Policy Gradient For Pong Not Learning

Hello, I’m trying to train an AI to play pong. I have 2 separate neural network controlling each paddle (left AI + right AI). So how I implemented my training environment is that for every time step I would obtain the gradient vector for the action taken (up,down,stop) given the states (paddle + ball states) for the specific time step. I would then accumulate these gradients for later updates. I have the following code for the methods that I used to sample the policy network given state and action mask, and method to obtain the loss value below.

def lossvalue(self,logits,target):
        Pred = [logits] #wrap logits tensor in list
        Pred = torch.stack(Pred, dim=0) #reformat into nested tensor
        Loss = self.LossFn(Pred,torch.LongTensor([target]))

        return Loss

def samplingaction(self, raw_output_tensor, actionmask):
        if (self.training == True): #training
            copy_logits = raw_output_tensor.clone() #make copy of raw logits tensor
            copy_logits = copy_logits.masked_fill_(actionmask,-math.inf) #mask invalid actions
            distribution = Categorical(logits=copy_logits) #create probability distribution
            action = distribution.sample() #sample action
        else: #evaluating
            raw_output_tensor = raw_output_tensor.masked_fill_(action,-math.inf) #mask invalid action
            action = torch.argmax(raw_output_tensor) #choose best action
        
        return action

I then use these methods in the game loop as such to collect the gradient for each time step for later updates

            #get game states
            left_states = GetGameStates()
            right_states = GetGameStates(False)
            #forward propogation + remember numpy -> tensor conversion
            left_logit = left_AI.forward(torch.FloatTensor(left_states))
            right_logit = right_AI.forward(torch.FloatTensor(right_states))
            #obtain left action mask
            left_actionmask = torch.tensor([0,0,0],dtype=torch.bool)
            if (left_y <= 0): #up invalid action
                left_actionmask[1] = 1
            elif (left_y + pad_length >= height): #down invalid action
                left_actionmask[2] = 1
            #obtain right action mask
            right_actionmask = torch.tensor([0,0,0],dtype=torch.bool)
            if (right_y <= 0): #up invalid action
                right_actionmask[1] = 1
            elif (right_y + pad_length >= height): #down invalid action
                right_actionmask[2] = 1
            #sample action + remember tensor -> scalar conversion
            left_action = left_AI.samplingaction(left_logit,left_actionmask).item()
            right_action = right_AI.samplingaction(right_logit,right_actionmask).item()
            #obtain loss values
            LeftLoss = left_AI.lossvalue(left_logit,left_action)
            RightLoss = right_AI.lossvalue(right_logit,right_action)
            #obtain and accumulate gradient for decision
            LeftLoss.backward()
            RightLoss.backward()

I’m using cross entropy loss and Adam optimizer. The idea was every time the paddle successfully hit the ball, I would perform gradient descent and encourage the actions that lead up to the hit (using gradients accumulated over the time step). If the paddle missed then I would perform gradient ascent to discourage the actions that lead up to the miss (using gradients accumulated over the time step). Then every time I finished my updates, I would the then zero the grad, and the process of accumulating gradients for each time step continued again. I have my learn method below, that I would call anytime a paddle hit/missed the ball. The reset is just a flag variable for certain situations where I just wanted to simply zero the gradient without performing any updates.

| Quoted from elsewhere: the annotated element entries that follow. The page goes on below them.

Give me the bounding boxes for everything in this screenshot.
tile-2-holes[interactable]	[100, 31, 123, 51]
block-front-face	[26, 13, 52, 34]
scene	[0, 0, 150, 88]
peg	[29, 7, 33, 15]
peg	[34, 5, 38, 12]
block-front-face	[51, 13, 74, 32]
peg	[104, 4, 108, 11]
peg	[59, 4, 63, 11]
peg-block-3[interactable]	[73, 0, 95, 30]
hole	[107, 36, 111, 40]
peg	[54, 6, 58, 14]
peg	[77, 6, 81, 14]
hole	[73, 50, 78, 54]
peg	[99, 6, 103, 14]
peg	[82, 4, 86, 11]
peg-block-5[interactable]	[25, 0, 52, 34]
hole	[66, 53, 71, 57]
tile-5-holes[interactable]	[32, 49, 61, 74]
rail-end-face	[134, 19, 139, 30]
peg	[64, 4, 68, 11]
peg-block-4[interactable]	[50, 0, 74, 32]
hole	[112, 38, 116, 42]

def learn(self, reward, reset):
        #create optimizer object
        if (reward == True): 
            optim = torch.optim.Adam(self.parameters(), lr=0.002)
        else:
            optim = torch.optim.Adam(self.parameters(), lr=0.002, maximize=True)
        
        if (reset == False):
            optim.step() #update NN

        optim.zero_grad() #clear NN gradient

The problem is that when I train the paddles, they’re not learning. Sometimes a paddle will just constantly keep moving up or down and get stuck in this bad state. I did see some learning earlier with a previous model, the paddle was not great but decent. But I changed my states and restarted training and can’t seem to get the AI back to that level.

Any suggestions will be appreciated, thank you